Let me address these very real concerns one-by-one.
1. How do we as teachers re-tool ourselves to meet the new challenge of an entirely different way of doing things? I would like to draw my readers' attention back to the 1960s and '70s when the audio-lingual method was in vogue. The key component of that method was repetition and substitution.
The teacher would cue the linguistic point (S-V-O), "Johnny has many girlfriends" and the students would repeat it, "Johnny has many girlfriends!" in unison. Then, branching off from the sentence but still using the same subject-verb-object pattern, the teacher would make a substitution, "... sex with all of them" and the students would instinctively know that this was an object and would substitute it in the object slot, "Johnny has sex with all of them!" Then still another substitution from the teacher, "... STDs in spades", and the students would dutifully respond, "Johnny has STDs in spades!"
You get the picture. Of course, most of the lessons were not as interesting as that one, and students would slip into boredom-induced comas in about 3 minutes, but the keys here are the "instinctive nature" by which they grasped that the substitution should be an object, and the way that teachers around the world made the transition from the pervasive audio-lingual approach to other more modern and no less effective techniques.
Let's face it, the people who are speaking in tongues right now are the same people who believe in creationism, so clearly a high IQ is not a requirement for learning with this technique (see earlier post). The teacher simply needs to create the proper atmosphere in the classroom: perhaps some rattles, incense and chanting might be helpful to raise the students' spiritual fervor to new heights. Perhaps Jazz Chants could be adapted to this new technique. The method is new, but I am confident that my colleagues in the English-teaching world will rise to this challenge as they did back in the '70s when people suddenly realized that the audio-lingual method was stupid.
2. Attractive though it is that our students might suddenly be able to speak ANY foreign tongue – even Angelic – we must not lose sight of our goal which is that they come away from our classrooms, speaking English. Research shows that the language the glossolalia practitioners speak comes from deep within them, so having some access to the students' inner selves is critical. It is my judgment (based on extensive research, not just sitting around making things up) that the ability to speak in tongues involves a transitional stage, that people do not actually break out into fluent Angelic or whatever, but rather start slowly and within a short time, achieve amazing fluency. It is during this transitional phase, that the students' natural tendencies to Angelic need to be supplanted with English forms. Subliminal projections in a powerpoint presentation, for example, or previous-night, dream intervention might be able to preempt the development of Angelic speech patterns and substitute English. Of course, failure among some of your students is inevitable; some will simply end up speaking Angelic. But considering that they spoke no foreign languages before, even this will be a sign of success.

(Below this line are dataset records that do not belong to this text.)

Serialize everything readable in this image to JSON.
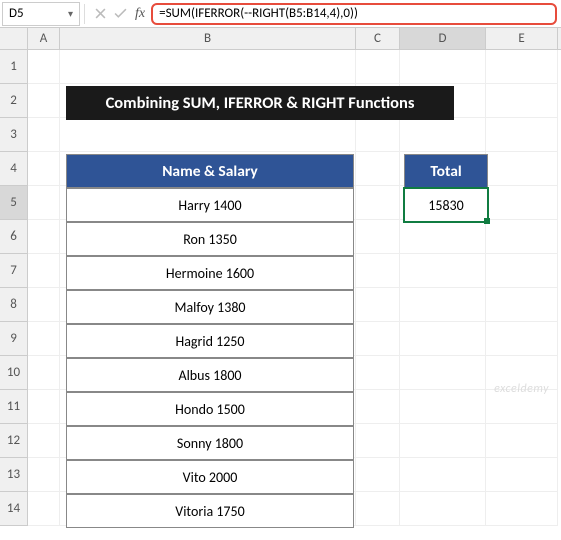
{
  "nameBox": "D5",
  "formula": "=SUM(IFERROR(--RIGHT(B5:B14,4),0))",
  "columns": [
    "A",
    "B",
    "C",
    "D",
    "E"
  ],
  "rowNumbers": [
    "1",
    "2",
    "3",
    "4",
    "5",
    "6",
    "7",
    "8",
    "9",
    "10",
    "11",
    "12",
    "13",
    "14"
  ],
  "title": "Combining SUM, IFERROR & RIGHT Functions",
  "headers": {
    "B": "Name & Salary",
    "D": "Total"
  },
  "dataB": [
    "Harry 1400",
    "Ron 1350",
    "Hermoine 1600",
    "Malfoy 1380",
    "Hagrid 1250",
    "Albus 1800",
    "Hondo 1500",
    "Sonny 1800",
    "Vito 2000",
    "Vitoria 1750"
  ],
  "total": "15830",
  "watermark": "exceldemy"
}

3. Efficiencies in production always result in a loss of jobs and using this new, ground-breaking technique will certainly result in efficiencies. When you are cranking out fluent English-speakers in a day or two, it seems that it wouldn't be long before you ran out of students. I believe, however, that the use of this technique will not result in a continuing ability to use English fluently. There will be inevitable slipping back into Angelic or even loss of fervor to speak like this at all. This is where the teacher's role will become even more critical. Workshops in reinvigorating fervor, for example, or remediation of Angelic-creep into the students' English will be the focus of our work, providing a new and exciting challenge everyday.
As I see it, this is a win-win opportunity. Students come away with real language skills and teachers gain the opportunity to branch out into new and different challenges that will provide a break from the humdrum of today's lessons and methods.
If I am awarded a Nobel Peace Prize, I will definitely accept; I can use the money.